Veneno
Miles de historias nos atraviesan, algunas tan imperceptibles que apenas hacen mella; otras, como en este caso, impactantes hasta el punto de fundirse con nuestra realidad. Los libros nos construyen. Como decía mi abuela, somos lo que leemos.
El libro en cuestión llegó a mis manos cuando tenía 14 años y estaba ávida de historias de esas que te hechizan, se enroscan alrededor del alma y te cambian. Tal era mi entusiasmo que antes de abrirlo estampé mi nombre sobre la cubierta para que no quedaran dudas de que ya tenía propietaria. Mi primer libro de misterio para adultos. Por los próximos cinco años, mi concepto de misterio para adultos se limitaría básicamente a sofisticados asesinatos en alguna mansión inglesa, resueltos por un detective belga al son de una banda de Jazz.
Todos y cada uno de los libros que leí en esa época me marcaron de alguna u otra manera pero nunca como éste. Nunca como el primero. Lo adjudico a esa combinación de edad del pavo, curiosidad ante lo que alguna vez había estado prohibido y el típico frenesí que siente cualquier devorador de libros frente al relato desconocido. Ese escapismo crónico me costó amistades y experiencias; engendró mentiras huecas y puso excusas en mi boca, cualquier cosa con tal de robarle un minuto más al universo mágico de sus páginas. Pero sobre todo, aprendí que las intrigas urbanas y campestres son las mismas no importa donde o cuando vivamos.

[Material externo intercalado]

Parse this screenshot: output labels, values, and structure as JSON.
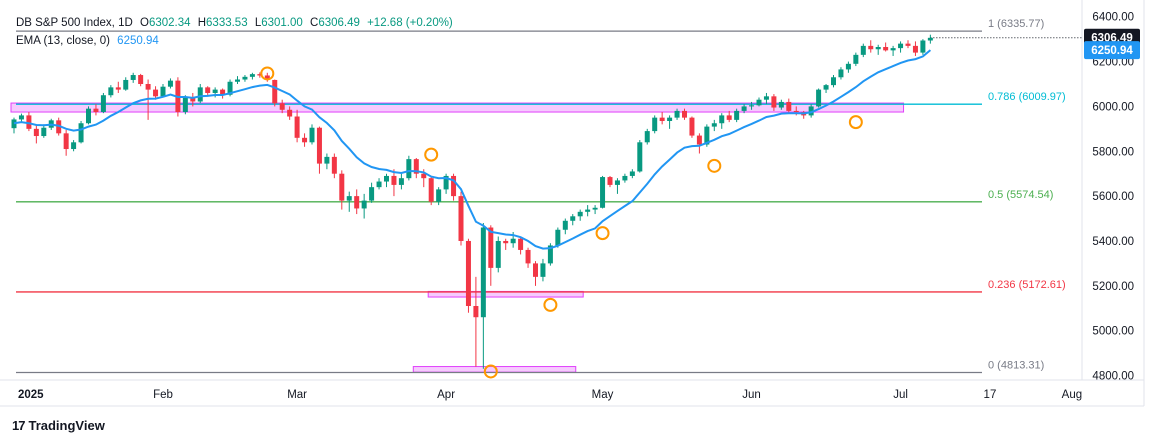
{
  "header": {
    "symbol": "DB S&P 500 Index, 1D",
    "o_label": "O",
    "o": "6302.34",
    "h_label": "H",
    "h": "6333.53",
    "l_label": "L",
    "l": "6301.00",
    "c_label": "C",
    "c": "6306.49",
    "change": "+12.68 (+0.20%)",
    "ema_label": "EMA (13, close, 0)",
    "ema_value": "6250.94"
  },
  "brand": {
    "logo": "17",
    "name": "TradingView"
  },
  "colors": {
    "up": "#089981",
    "down": "#f23645",
    "ema": "#2196f3",
    "pink": "#e040fb",
    "orange": "#ff9800"
  },
  "chart_data": {
    "type": "candlestick",
    "ylim": [
      4780,
      6430
    ],
    "y_ticks": [
      6400,
      6200,
      6000,
      5800,
      5600,
      5400,
      5200,
      5000,
      4800
    ],
    "y_tick_labels": [
      "6400.00",
      "6200.00",
      "6000.00",
      "5800.00",
      "5600.00",
      "5400.00",
      "5200.00",
      "5000.00",
      "4800.00"
    ],
    "x_labels": [
      {
        "label": "2025",
        "index": 0,
        "bold": true
      },
      {
        "label": "Feb",
        "index": 20
      },
      {
        "label": "Mar",
        "index": 38
      },
      {
        "label": "Apr",
        "index": 58
      },
      {
        "label": "May",
        "index": 79
      },
      {
        "label": "Jun",
        "index": 99
      },
      {
        "label": "Jul",
        "index": 119
      },
      {
        "label": "17",
        "index": 131
      },
      {
        "label": "Aug",
        "index": 142
      }
    ],
    "x_count": 147,
    "fib_levels": [
      {
        "label": "1 (6335.77)",
        "value": 6335.77,
        "color": "#787b86"
      },
      {
        "label": "0.786 (6009.97)",
        "value": 6009.97,
        "color": "#00bcd4"
      },
      {
        "label": "0.5 (5574.54)",
        "value": 5574.54,
        "color": "#4caf50"
      },
      {
        "label": "0.236 (5172.61)",
        "value": 5172.61,
        "color": "#f23645"
      },
      {
        "label": "0 (4813.31)",
        "value": 4813.31,
        "color": "#787b86"
      }
    ],
    "current_price": {
      "value": 6306.49,
      "label": "6306.49"
    },
    "ema_price": {
      "value": 6250.94,
      "label": "6250.94"
    },
    "zones": [
      {
        "from": 0,
        "to": 119,
        "low": 5975,
        "high": 6015
      },
      {
        "from": 56,
        "to": 76,
        "low": 5150,
        "high": 5175
      },
      {
        "from": 54,
        "to": 75,
        "low": 4815,
        "high": 4840
      }
    ],
    "circles": [
      {
        "index": 34,
        "value": 6147
      },
      {
        "index": 56,
        "value": 5785
      },
      {
        "index": 64,
        "value": 4818
      },
      {
        "index": 72,
        "value": 5115
      },
      {
        "index": 79,
        "value": 5435
      },
      {
        "index": 94,
        "value": 5735
      },
      {
        "index": 113,
        "value": 5930
      }
    ],
    "candles": [
      [
        5903,
        5950,
        5880,
        5942
      ],
      [
        5942,
        5968,
        5930,
        5960
      ],
      [
        5960,
        5975,
        5890,
        5900
      ],
      [
        5900,
        5915,
        5835,
        5868
      ],
      [
        5868,
        5920,
        5860,
        5905
      ],
      [
        5905,
        5945,
        5895,
        5938
      ],
      [
        5938,
        5950,
        5870,
        5880
      ],
      [
        5880,
        5895,
        5780,
        5810
      ],
      [
        5810,
        5850,
        5800,
        5840
      ],
      [
        5840,
        5935,
        5835,
        5925
      ],
      [
        5925,
        6000,
        5920,
        5990
      ],
      [
        5990,
        6010,
        5960,
        5975
      ],
      [
        5975,
        6060,
        5970,
        6050
      ],
      [
        6050,
        6095,
        6040,
        6085
      ],
      [
        6085,
        6110,
        6060,
        6075
      ],
      [
        6075,
        6130,
        6070,
        6118
      ],
      [
        6118,
        6150,
        6105,
        6140
      ],
      [
        6140,
        6145,
        6090,
        6100
      ],
      [
        6100,
        6120,
        5940,
        6075
      ],
      [
        6075,
        6090,
        6030,
        6045
      ],
      [
        6045,
        6100,
        6040,
        6088
      ],
      [
        6088,
        6125,
        6080,
        6115
      ],
      [
        6115,
        6130,
        5955,
        5975
      ],
      [
        5975,
        6050,
        5965,
        6040
      ],
      [
        6040,
        6060,
        6000,
        6022
      ],
      [
        6022,
        6100,
        6015,
        6085
      ],
      [
        6085,
        6090,
        6050,
        6060
      ],
      [
        6060,
        6085,
        6040,
        6075
      ],
      [
        6075,
        6080,
        6035,
        6052
      ],
      [
        6052,
        6120,
        6045,
        6110
      ],
      [
        6110,
        6135,
        6100,
        6120
      ],
      [
        6120,
        6140,
        6110,
        6132
      ],
      [
        6132,
        6150,
        6120,
        6144
      ],
      [
        6144,
        6152,
        6128,
        6138
      ],
      [
        6138,
        6150,
        6110,
        6118
      ],
      [
        6118,
        6120,
        6000,
        6014
      ],
      [
        6014,
        6030,
        5970,
        5985
      ],
      [
        5985,
        6000,
        5940,
        5955
      ],
      [
        5955,
        5985,
        5840,
        5860
      ],
      [
        5860,
        5880,
        5820,
        5840
      ],
      [
        5840,
        5920,
        5830,
        5905
      ],
      [
        5905,
        5910,
        5700,
        5745
      ],
      [
        5745,
        5790,
        5720,
        5775
      ],
      [
        5775,
        5790,
        5680,
        5700
      ],
      [
        5700,
        5715,
        5540,
        5580
      ],
      [
        5580,
        5620,
        5530,
        5600
      ],
      [
        5600,
        5630,
        5520,
        5545
      ],
      [
        5545,
        5610,
        5500,
        5580
      ],
      [
        5580,
        5660,
        5570,
        5640
      ],
      [
        5640,
        5680,
        5630,
        5665
      ],
      [
        5665,
        5700,
        5640,
        5690
      ],
      [
        5690,
        5720,
        5600,
        5650
      ],
      [
        5650,
        5700,
        5630,
        5680
      ],
      [
        5680,
        5780,
        5670,
        5765
      ],
      [
        5765,
        5770,
        5680,
        5700
      ],
      [
        5700,
        5720,
        5640,
        5680
      ],
      [
        5680,
        5690,
        5560,
        5575
      ],
      [
        5575,
        5640,
        5560,
        5630
      ],
      [
        5630,
        5700,
        5610,
        5690
      ],
      [
        5690,
        5700,
        5580,
        5600
      ],
      [
        5600,
        5620,
        5380,
        5400
      ],
      [
        5400,
        5410,
        5080,
        5110
      ],
      [
        5110,
        5240,
        4840,
        5060
      ],
      [
        5060,
        5480,
        4830,
        5460
      ],
      [
        5460,
        5470,
        5200,
        5280
      ],
      [
        5280,
        5420,
        5260,
        5400
      ],
      [
        5400,
        5410,
        5360,
        5390
      ],
      [
        5390,
        5440,
        5370,
        5410
      ],
      [
        5410,
        5420,
        5340,
        5360
      ],
      [
        5360,
        5370,
        5280,
        5300
      ],
      [
        5300,
        5310,
        5200,
        5240
      ],
      [
        5240,
        5320,
        5220,
        5300
      ],
      [
        5300,
        5390,
        5290,
        5380
      ],
      [
        5380,
        5460,
        5370,
        5450
      ],
      [
        5450,
        5500,
        5430,
        5490
      ],
      [
        5490,
        5520,
        5470,
        5510
      ],
      [
        5510,
        5540,
        5490,
        5530
      ],
      [
        5530,
        5560,
        5510,
        5540
      ],
      [
        5540,
        5560,
        5520,
        5548
      ],
      [
        5548,
        5690,
        5545,
        5685
      ],
      [
        5685,
        5690,
        5640,
        5650
      ],
      [
        5650,
        5680,
        5610,
        5670
      ],
      [
        5670,
        5700,
        5660,
        5690
      ],
      [
        5690,
        5720,
        5680,
        5710
      ],
      [
        5710,
        5850,
        5705,
        5840
      ],
      [
        5840,
        5900,
        5830,
        5890
      ],
      [
        5890,
        5960,
        5880,
        5950
      ],
      [
        5950,
        5975,
        5920,
        5935
      ],
      [
        5935,
        5960,
        5900,
        5950
      ],
      [
        5950,
        5990,
        5940,
        5980
      ],
      [
        5980,
        5990,
        5940,
        5950
      ],
      [
        5950,
        5955,
        5860,
        5870
      ],
      [
        5870,
        5880,
        5790,
        5830
      ],
      [
        5830,
        5920,
        5820,
        5910
      ],
      [
        5910,
        5940,
        5890,
        5925
      ],
      [
        5925,
        5970,
        5900,
        5960
      ],
      [
        5960,
        5980,
        5930,
        5940
      ],
      [
        5940,
        5990,
        5930,
        5980
      ],
      [
        5980,
        6010,
        5970,
        6000
      ],
      [
        6000,
        6020,
        5985,
        6005
      ],
      [
        6005,
        6040,
        6000,
        6030
      ],
      [
        6030,
        6060,
        6010,
        6045
      ],
      [
        6045,
        6055,
        5980,
        5995
      ],
      [
        5995,
        6030,
        5985,
        6020
      ],
      [
        6020,
        6035,
        5970,
        5980
      ],
      [
        5980,
        6000,
        5960,
        5975
      ],
      [
        5975,
        5980,
        5945,
        5960
      ],
      [
        5960,
        6010,
        5950,
        6000
      ],
      [
        6000,
        6080,
        5995,
        6075
      ],
      [
        6075,
        6100,
        6060,
        6095
      ],
      [
        6095,
        6140,
        6085,
        6130
      ],
      [
        6130,
        6175,
        6120,
        6165
      ],
      [
        6165,
        6200,
        6150,
        6190
      ],
      [
        6190,
        6240,
        6180,
        6230
      ],
      [
        6230,
        6280,
        6220,
        6270
      ],
      [
        6270,
        6295,
        6240,
        6255
      ],
      [
        6255,
        6275,
        6230,
        6265
      ],
      [
        6265,
        6285,
        6245,
        6250
      ],
      [
        6250,
        6270,
        6225,
        6260
      ],
      [
        6260,
        6290,
        6240,
        6280
      ],
      [
        6280,
        6295,
        6260,
        6270
      ],
      [
        6270,
        6290,
        6225,
        6240
      ],
      [
        6240,
        6300,
        6230,
        6294
      ],
      [
        6294,
        6320,
        6280,
        6306
      ]
    ],
    "ema": [
      5925,
      5930,
      5925,
      5917,
      5916,
      5919,
      5914,
      5900,
      5892,
      5897,
      5910,
      5919,
      5937,
      5958,
      5975,
      5995,
      6015,
      6027,
      6034,
      6035,
      6043,
      6053,
      6042,
      6042,
      6038,
      6045,
      6047,
      6051,
      6051,
      6059,
      6068,
      6077,
      6086,
      6093,
      6096,
      6084,
      6069,
      6053,
      6026,
      6000,
      5986,
      5952,
      5926,
      5893,
      5846,
      5811,
      5773,
      5746,
      5730,
      5721,
      5717,
      5707,
      5703,
      5712,
      5711,
      5706,
      5687,
      5680,
      5681,
      5670,
      5631,
      5557,
      5486,
      5468,
      5441,
      5435,
      5429,
      5426,
      5417,
      5400,
      5377,
      5366,
      5368,
      5379,
      5395,
      5411,
      5428,
      5444,
      5456,
      5488,
      5511,
      5534,
      5556,
      5578,
      5616,
      5655,
      5697,
      5732,
      5763,
      5794,
      5816,
      5823,
      5825,
      5838,
      5851,
      5867,
      5877,
      5892,
      5908,
      5922,
      5937,
      5953,
      5959,
      5968,
      5970,
      5970,
      5969,
      5974,
      5988,
      6004,
      6022,
      6043,
      6064,
      6086,
      6112,
      6133,
      6152,
      6166,
      6180,
      6194,
      6205,
      6211,
      6223,
      6251
    ]
  }
}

Confieso que ese detalle insignificante, esa revelación inesperada sembró la semilla en mi mente. No le di más vueltas al asunto y pasaron muchos años antes de que esa semilla germinara. Cuando por fin lo hizo, la memoria del libro originario fue casi como una profecía que finalmente encontró dueño.
Estudié la trama, la di vuelta, la destruí y la volví a pegar hasta que todo tuvo sentido. Renombré personajes, repatrié a otros y los sometí a juicio anticipado sabiendo que las culpas y los culpables me ofrecían un vistazo anticipado de mi propio devenir. Mastiqué el desenlace con calma evitando caer en la desesperación de quien palpita un final triste.
Es increíble la cantidad de detalles que nuestras mentes pueden retener, especialmente cuando es algo que nos intriga y obsesiona. “El Misterioso Caso de Styles” me introdujo a la estricnina y de ahí, morbosa y pérfida como era, pasé a la digitalina, a la tropina, al arsénico y, finalmente, al cianuro. Plantas, me decía a mi misma para darme ánimo.
Ah, pero la misma planta que te cura también te mata.
Ahora paso mis últimos días encerrada en el cuarto del geriátrico, peor que una cárcel si me preguntan. En la cárcel al menos fui alguien, estuve en boca de alguna desprevenida o formé parte de la lista de presos célebres. Acá no soy nadie. Un cuerpo en una cama esperando el triste final.
Tal vez elegí mal. Estricnina en vez de cianuro. Masas secas en vez de masas finas. O quizás nada de eso habría sucedido si se hubiese tratado de otro libro; un libro sobre mariposas y unicornios o una princesa en su castillo de hielo.
Un cansancio enorme se apodera de mí. Doy vuelta la última hoja de mi primer libro y mi mano tiembla al cerrar la cubierta. Poso los dedos sobre la hendidura de mi caligrafía infantil y el pasado cubre mis ojos de nieblas pero aun así alcanzo a divisar mi nombre en tinta azul: Yiya Murano.